Love is addictive; when you fall in love with someone, your body goes through several changes that encourage the production of compounds like dopamine, oxytocin, and serotonin. These chemicals promote feelings of trust, pleasure, and reward, the same effects associated with addiction.
Love is one of the most beautiful yet complex emotions humans experience.
It can cause a swarm of butterflies in your stomach, boost your mood, and can change your life. But, it can also leave you feeling an immense amount of pain and heartache.
Our brain often leads us to believe that we’re in love with someone when really, we are so infatuated with the idea of them that we convince ourselves it’s love.
Here is where people often get confused; we’re often told that when you can’t let someone go, it’s because you love them so much or because they’re meant to be in your life. But, this isn’t often the case.
When you live with the idea of someone, you carry a ghost with you, a ghost that you rely on to fix your problems. This ghost warps our thoughts, causing us to become more nostalgic for things that never happened than we are grateful for the present, the things we actually have.
We begin missing things we never had, creating a false reality in our minds.

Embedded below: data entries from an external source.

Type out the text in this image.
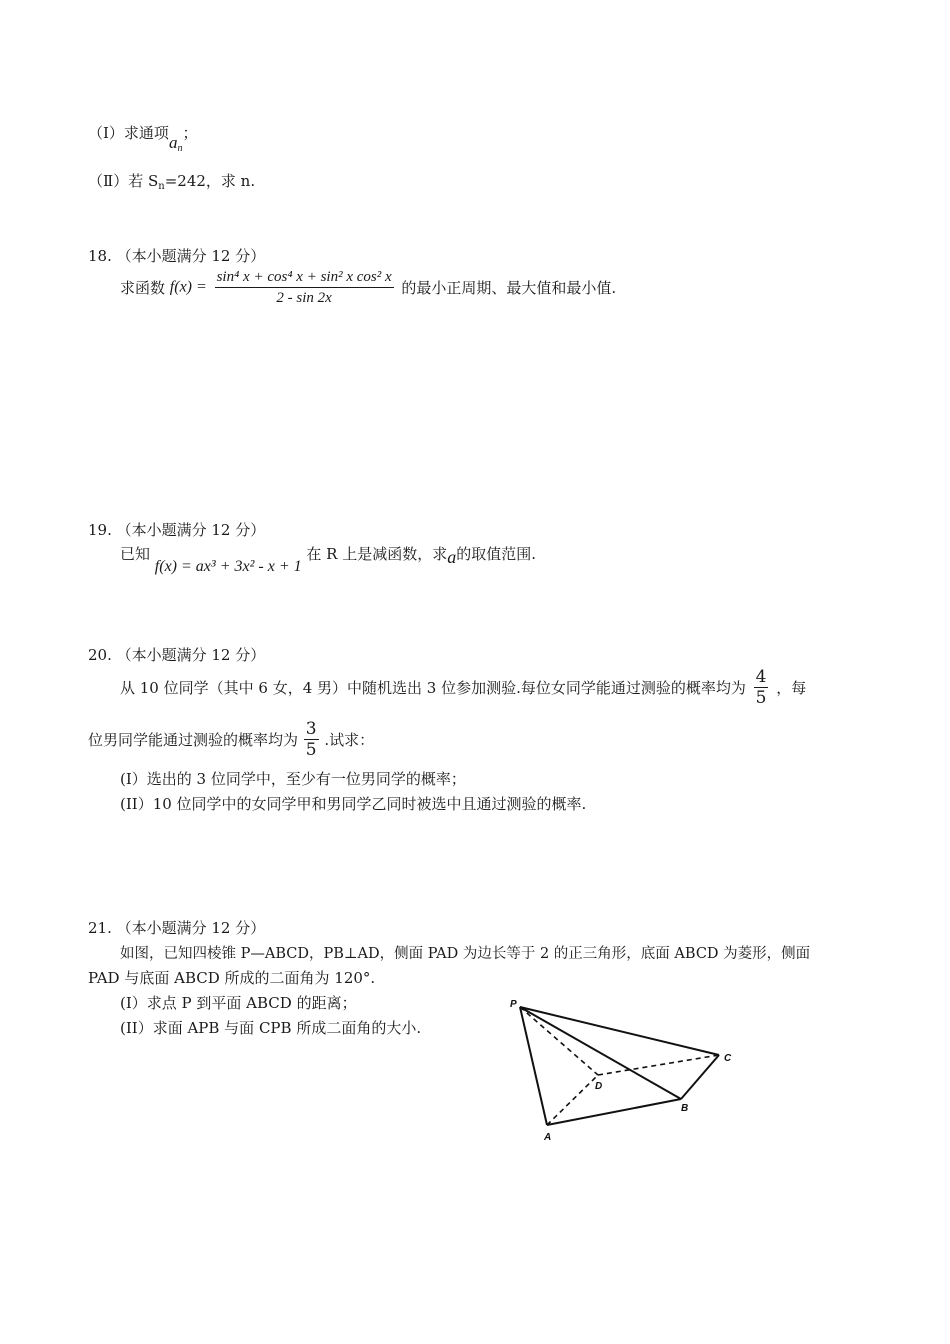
（Ⅰ）求通项$a_n$；
（Ⅱ）若 $S_n=242$，求 n.
18. （本小题满分 12 分）
求函数 $f(x) = \frac{\text{sin⁴ x + cos⁴ x + sin² x cos² x}}{2 - \sin 2x}$ 的最小正周期、最大值和最小值.
19. （本小题满分 12 分）
已知 f(x) = ax³ + 3x² - x + 1 在 R 上是减函数，求a的取值范围.
20. （本小题满分 12 分）
从 10 位同学（其中 6 女，4 男）中随机选出 3 位参加测验.每位女同学能通过测验的概率均为 $\frac{4}{5}$ ，每
位男同学能通过测验的概率均为 $\frac{3}{5}$ .试求：
(I）选出的 3 位同学中，至少有一位男同学的概率；
(II）10 位同学中的女同学甲和男同学乙同时被选中且通过测验的概率.
21. （本小题满分 12 分）
如图，已知四棱锥 P—ABCD，PB⊥AD，侧面 PAD 为边长等于 2 的正三角形，底面 ABCD 为菱形，侧面
PAD 与底面 ABCD 所成的二面角为 120°.
(I）求点 P 到平面 ABCD 的距离；
(II）求面 APB 与面 CPB 所成二面角的大小.
P
A
B
C
D
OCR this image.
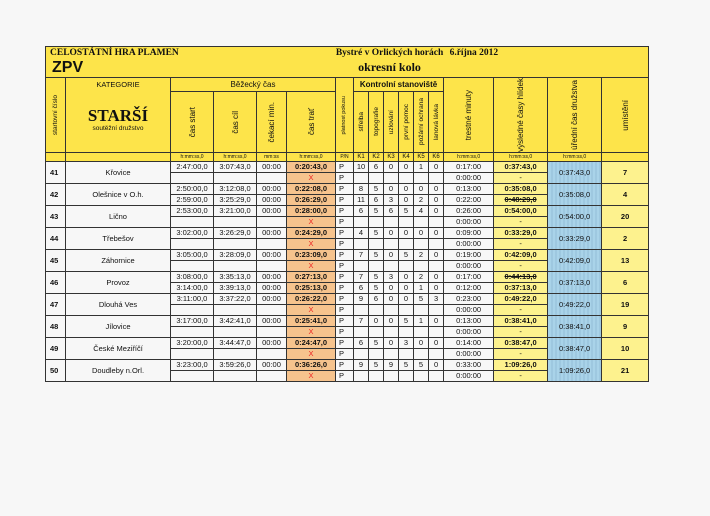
CELOSTÁTNÍ HRA PLAMEN						Bystré v Orlických horách							6.října 2012			
ZPV						okresní kolo										

startovní číslo	KATEGORIE	Běžecký čas				platnost pokusu	Kontrolní stanoviště						trestné minuty	výsledné časy hlídek	úřední čas družstva	umístění

	STARŠÍ
soutěžní družstvo	čas start	čas cíl	čekací min.	čas trať		střelba	topografie	uzlování	první pomoc	požární ochrana	lanová lávka				

		h:mm:ss,0	h:mm:ss,0	mm:ss	h:mm:ss,0	P/N	K1	K2	K3	K4	K5	K6	h:mm:ss,0	h:mm:ss,0	h:mm:ss,0	
41	Křovice	2:47:00,0	3:07:43,0	00:00	0:20:43,0	P	10	6	0	0	1	0	0:17:00	0:37:43,0	0:37:43,0	7
					X	P							0:00:00	-		
42	Olešnice v O.h.	2:50:00,0	3:12:08,0	00:00	0:22:08,0	P	8	5	0	0	0	0	0:13:00	0:35:08,0	0:35:08,0	4
		2:59:00,0	3:25:29,0	00:00	0:26:29,0	P	11	6	3	0	2	0	0:22:00	0:48:29,0		
43	Lično	2:53:00,0	3:21:00,0	00:00	0:28:00,0	P	6	5	6	5	4	0	0:26:00	0:54:00,0	0:54:00,0	20
					X	P							0:00:00	-		
44	Třebešov	3:02:00,0	3:26:29,0	00:00	0:24:29,0	P	4	5	0	0	0	0	0:09:00	0:33:29,0	0:33:29,0	2
					X	P							0:00:00	-		
45	Záhornice	3:05:00,0	3:28:09,0	00:00	0:23:09,0	P	7	5	0	5	2	0	0:19:00	0:42:09,0	0:42:09,0	13
					X	P							0:00:00	-		
46	Provoz	3:08:00,0	3:35:13,0	00:00	0:27:13,0	P	7	5	3	0	2	0	0:17:00	0:44:13,0	0:37:13,0	6
		3:14:00,0	3:39:13,0	00:00	0:25:13,0	P	6	5	0	0	1	0	0:12:00	0:37:13,0		
47	Dlouhá Ves	3:11:00,0	3:37:22,0	00:00	0:26:22,0	P	9	6	0	0	5	3	0:23:00	0:49:22,0	0:49:22,0	19
					X	P							0:00:00	-		
48	Jílovice	3:17:00,0	3:42:41,0	00:00	0:25:41,0	P	7	0	0	5	1	0	0:13:00	0:38:41,0	0:38:41,0	9
					X	P							0:00:00	-		
49	České Meziříčí	3:20:00,0	3:44:47,0	00:00	0:24:47,0	P	6	5	0	3	0	0	0:14:00	0:38:47,0	0:38:47,0	10
					X	P							0:00:00	-		
50	Doudleby n.Orl.	3:23:00,0	3:59:26,0	00:00	0:36:26,0	P	9	5	9	5	5	0	0:33:00	1:09:26,0	1:09:26,0	21
					X	P							0:00:00	-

The memories and people that don’t leave your mind aren’t the ones that show you what’s meant to be; they show you what you still aren’t okay with on your own.

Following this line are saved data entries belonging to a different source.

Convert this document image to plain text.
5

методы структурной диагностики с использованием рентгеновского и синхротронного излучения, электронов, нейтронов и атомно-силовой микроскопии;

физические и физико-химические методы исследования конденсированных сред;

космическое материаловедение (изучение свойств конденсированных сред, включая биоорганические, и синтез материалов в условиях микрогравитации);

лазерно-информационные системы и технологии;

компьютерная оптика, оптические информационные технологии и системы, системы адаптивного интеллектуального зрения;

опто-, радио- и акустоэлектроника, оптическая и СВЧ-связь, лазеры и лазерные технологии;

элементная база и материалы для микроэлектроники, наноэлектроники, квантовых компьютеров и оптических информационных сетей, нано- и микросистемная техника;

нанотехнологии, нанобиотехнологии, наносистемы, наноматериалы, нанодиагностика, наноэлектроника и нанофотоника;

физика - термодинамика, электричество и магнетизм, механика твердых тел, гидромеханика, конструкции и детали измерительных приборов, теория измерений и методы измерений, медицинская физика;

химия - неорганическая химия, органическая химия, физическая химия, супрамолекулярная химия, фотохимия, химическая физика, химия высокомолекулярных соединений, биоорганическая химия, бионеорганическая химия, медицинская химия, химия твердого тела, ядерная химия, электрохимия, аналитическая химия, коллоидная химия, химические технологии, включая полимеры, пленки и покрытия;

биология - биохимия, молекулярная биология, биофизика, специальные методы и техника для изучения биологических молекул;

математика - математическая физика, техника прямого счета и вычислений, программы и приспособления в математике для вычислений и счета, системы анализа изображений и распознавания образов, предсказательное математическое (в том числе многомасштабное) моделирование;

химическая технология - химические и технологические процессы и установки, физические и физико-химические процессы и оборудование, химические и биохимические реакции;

When we look for a partner, we look for someone to play a role. When your relationship with this person ends, you experience heartbreak. You struggle to detach because you hold onto the idea of who they could be, the perfect package that you convinced yourself they had.
Being in love with somebody you used to know is like being in love with a song or a book. You can love it all you want, but its story never changes. It says what it says, and its ending will never change no matter how tight you grasp it.
We often confuse real love with the feeling of happiness that we experience for a few weeks or months when we have fed our egos.
That’s why the relationships where you continuously go back to each other, holding onto each other, expecting a different ending, never last.
That’s why we hold onto the idea of someone because our mind turns it into what we need it to be; the idea of someone saves something in us.
The more we hold onto those fragments of that person, the thoughts of “what if,” we end up with distilled memories of them that we’ve turned into hope. But, even if you go back to them; you’ll never fully love them, you’ll always love the idea of them, the idea that things may work, the idea that they’re the one.
The truth is your relationship with them is static; it’s a memory. And holding onto them is just your way of looking for solutions to your own problems.
So next time you find yourself in love with the idea of someone, wondering why you continue to go back to each other, struggling to let go, ask yourself these simple questions:
-What will having this love fix?
-What will having this person next to me make me feel?
-What do I need to tell them?
-What do I need to hear?
-What do I need them to prove?
The idea you have in your head, the constant thought of maybe if things were different, will never amount to enough, because if they were the one, you would never have to wonder what if.